A few new (and sharper) teeth in HIPAA enforcement

Several valid criticisms of HIPAA since the Privacy Rule went into effect in 2003 concern lackluster efforts on enforcement of the rule’s requirements and insufficient penalties for non-compliance. The basic civil penalty for unintentional violation is just $100 per occurrence, with a maximum of $25,000 in a single calendar year. Statutory criminal penalties available under the law go as high as $250,000 and 10 years in jail in cases of intentional disclosure in knowing violation of the law. However, only four criminal cases have been brought by the Justice Department in the five years since covered entities have been bound by the law. What’s more, individuals harmed by HIPAA violations have no private right of action under HIPAA, and are limited to filing complaints with the HHS Office of Civil Rights (OCR), and it is up to the feds to determine if a violation has occurred and whether a suit should be brought against the party accused of violating HIPAA. OCR receives many complaints, but in part due to common misconceptions about what is and isn’t permitted under HIPAA, most of the complaints are not actually HIPAA violations, and formal investigations of alleged violations are quite rare.

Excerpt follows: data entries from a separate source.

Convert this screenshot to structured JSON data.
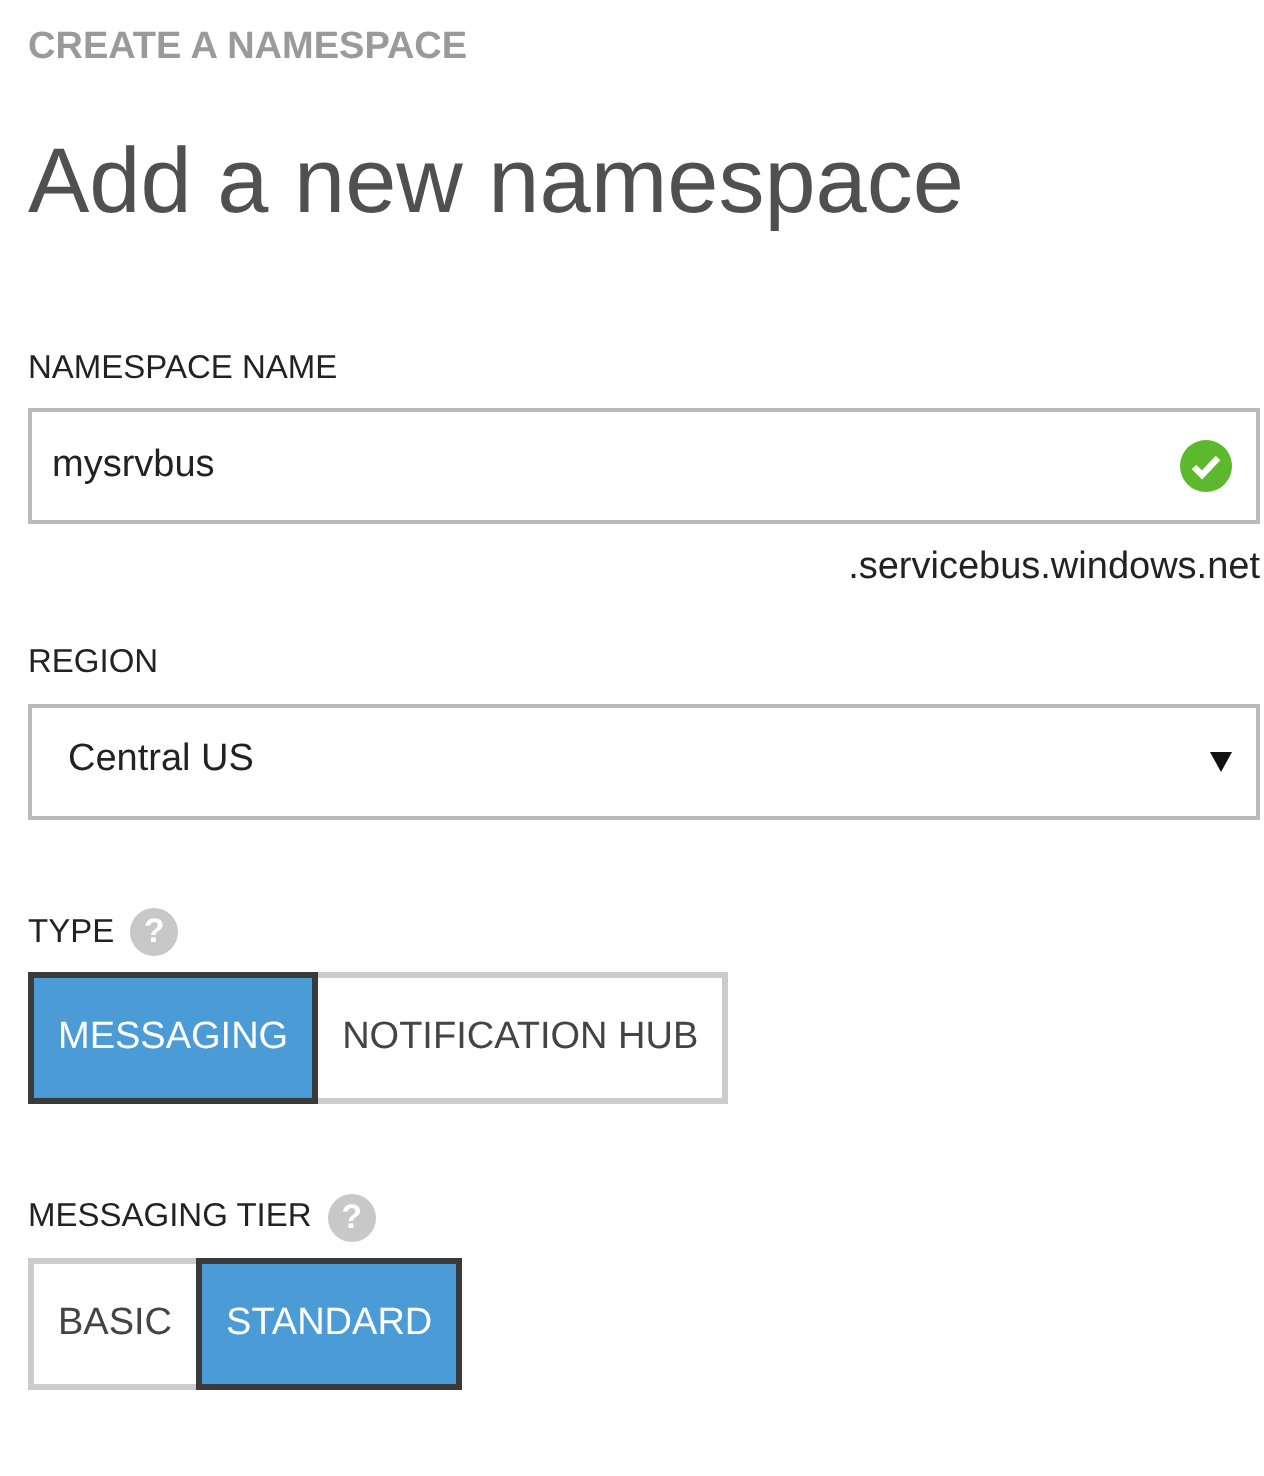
{
  "section_label": "CREATE A NAMESPACE",
  "title": "Add a new namespace",
  "fields": [
    {
      "kind": "text",
      "label": "NAMESPACE NAME",
      "value": "mysrvbus",
      "valid": true,
      "suffix": ".servicebus.windows.net"
    },
    {
      "kind": "select",
      "label": "REGION",
      "value": "Central US"
    },
    {
      "kind": "segmented",
      "label": "TYPE",
      "help": "?",
      "options": [
        {
          "label": "MESSAGING",
          "selected": true
        },
        {
          "label": "NOTIFICATION HUB",
          "selected": false
        }
      ]
    },
    {
      "kind": "segmented",
      "label": "MESSAGING TIER",
      "help": "?",
      "options": [
        {
          "label": "BASIC",
          "selected": false
        },
        {
          "label": "STANDARD",
          "selected": true
        }
      ]
    }
  ]
}
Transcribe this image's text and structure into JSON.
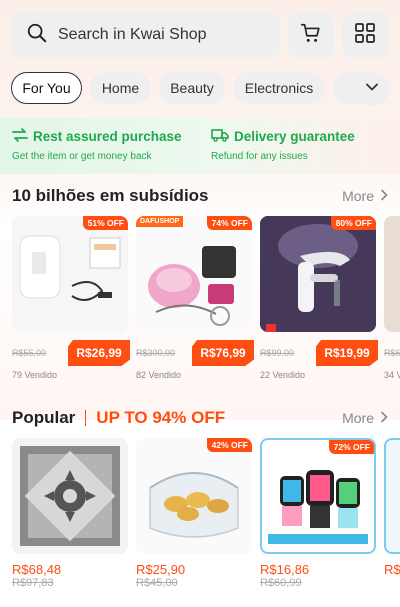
{
  "search": {
    "placeholder": "Search in Kwai Shop"
  },
  "icons": {
    "search": "search-icon",
    "cart": "cart-icon",
    "grid": "grid-icon",
    "chevron": "chevron-down-icon"
  },
  "tabs": [
    {
      "label": "For You",
      "active": true
    },
    {
      "label": "Home",
      "active": false
    },
    {
      "label": "Beauty",
      "active": false
    },
    {
      "label": "Electronics",
      "active": false
    }
  ],
  "guarantee": {
    "left": {
      "title": "Rest assured purchase",
      "subtitle": "Get the item or get money back"
    },
    "right": {
      "title": "Delivery guarantee",
      "subtitle": "Refund for any issues"
    }
  },
  "subsidy": {
    "title": "10 bilhões em subsídios",
    "more": "More",
    "items": [
      {
        "off": "51% OFF",
        "orig": "R$55,00",
        "price": "R$26,99",
        "sold": "79 Vendido",
        "shop": ""
      },
      {
        "off": "74% OFF",
        "orig": "R$300,00",
        "price": "R$76,99",
        "sold": "82 Vendido",
        "shop": "DAFUSHOP"
      },
      {
        "off": "80% OFF",
        "orig": "R$99,00",
        "price": "R$19,99",
        "sold": "22 Vendido",
        "shop": ""
      },
      {
        "off": "",
        "orig": "R$6",
        "price": "",
        "sold": "34 V",
        "shop": ""
      }
    ]
  },
  "popular": {
    "title": "Popular",
    "promo": "UP TO 94% OFF",
    "more": "More",
    "items": [
      {
        "off": "",
        "price": "R$68,48",
        "orig": "R$97,83"
      },
      {
        "off": "42% OFF",
        "price": "R$25,90",
        "orig": "R$45,00"
      },
      {
        "off": "72% OFF",
        "price": "R$16,86",
        "orig": "R$60,99"
      },
      {
        "off": "",
        "price": "R$",
        "orig": ""
      }
    ]
  },
  "colors": {
    "accent": "#ff4e12",
    "green": "#1fa84f",
    "chip_bg": "#efefef"
  }
}
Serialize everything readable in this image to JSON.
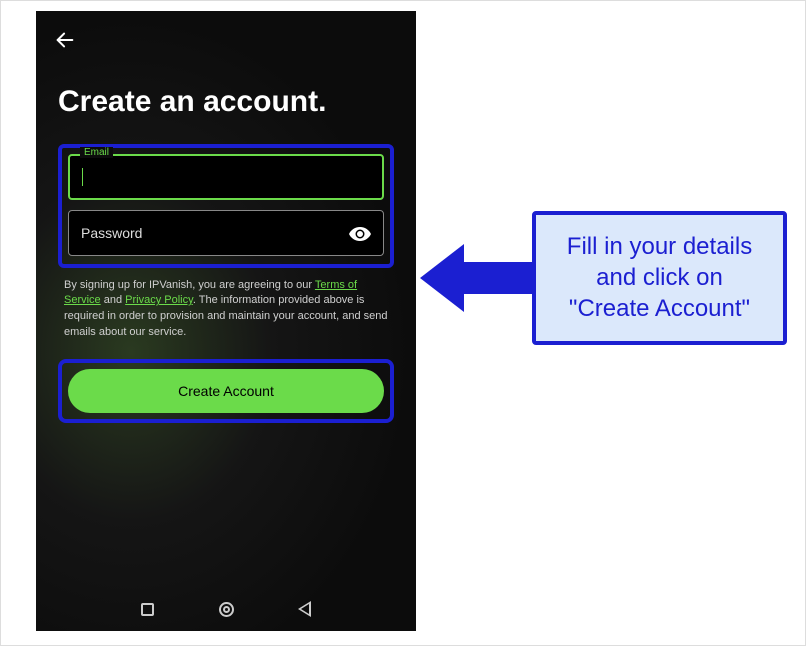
{
  "heading": "Create an account.",
  "form": {
    "email_label": "Email",
    "email_value": "",
    "password_placeholder": "Password",
    "password_value": ""
  },
  "legal": {
    "prefix": "By signing up for IPVanish, you are agreeing to our ",
    "tos": "Terms of Service",
    "and": " and ",
    "privacy": "Privacy Policy",
    "suffix": ". The information provided above is required in order to provision and maintain your account, and send emails about our service."
  },
  "button": {
    "create_account": "Create Account"
  },
  "callout": {
    "text": "Fill in your details and click on \"Create Account\""
  }
}
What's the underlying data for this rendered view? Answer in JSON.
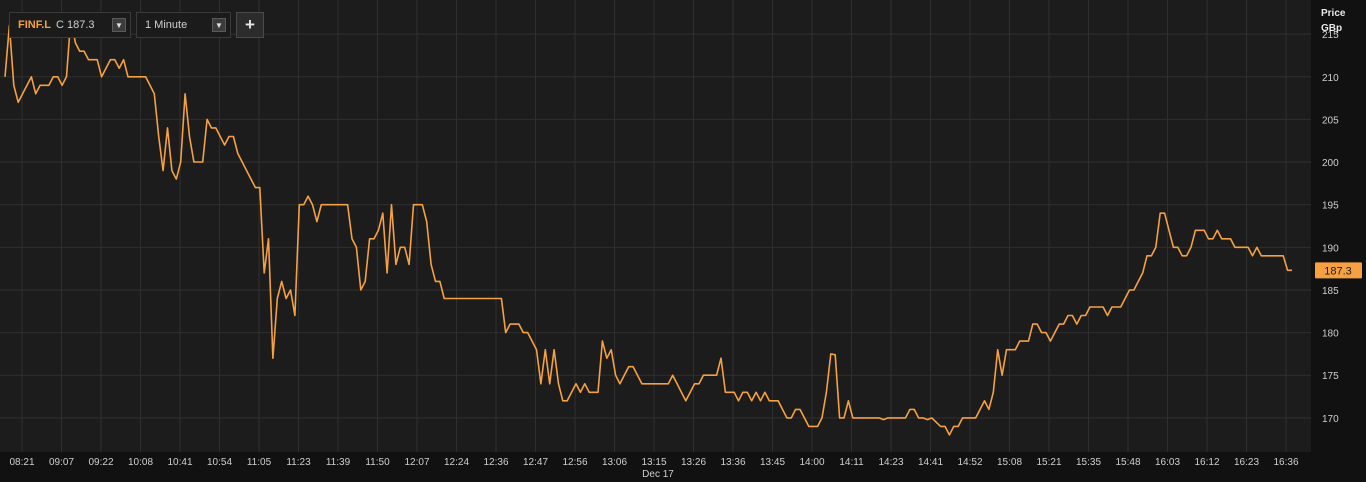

The HITECH Act strengthens the potential enforcement of privacy compliance in a couple of important ways. The minimum and maximum civil and criminal penalties remain the same, but there is a tiered hierarchy of civil penalties based on the severity of the violation, and HHS is now required to make a formal investigation into any suspected violation involving “willful neglect” of the law. Individuals still have no private right of action, but state attorneys general are now empowered to bring suit on behalf of state residents who have been harmed by HIPAA violations. Perhaps most interestingly in a framework based on voluntary compliance, civil monetary penalties collected for HIPAA violations will now go to OCR to fund compliance and investigation activities, and HHS has been tasked to come up with a plan under which civil penalties may in the future be shared with the individuals harmed by violations who bring complaints. This last aspect will provide a financial incentive to individuals to report HIPAA violations; however, given the low likelihood that there will be widespread public understanding of the full requirements of the law, this provision may result in an increase of alleged violations for actions or practices that are not in fact contrary to the law.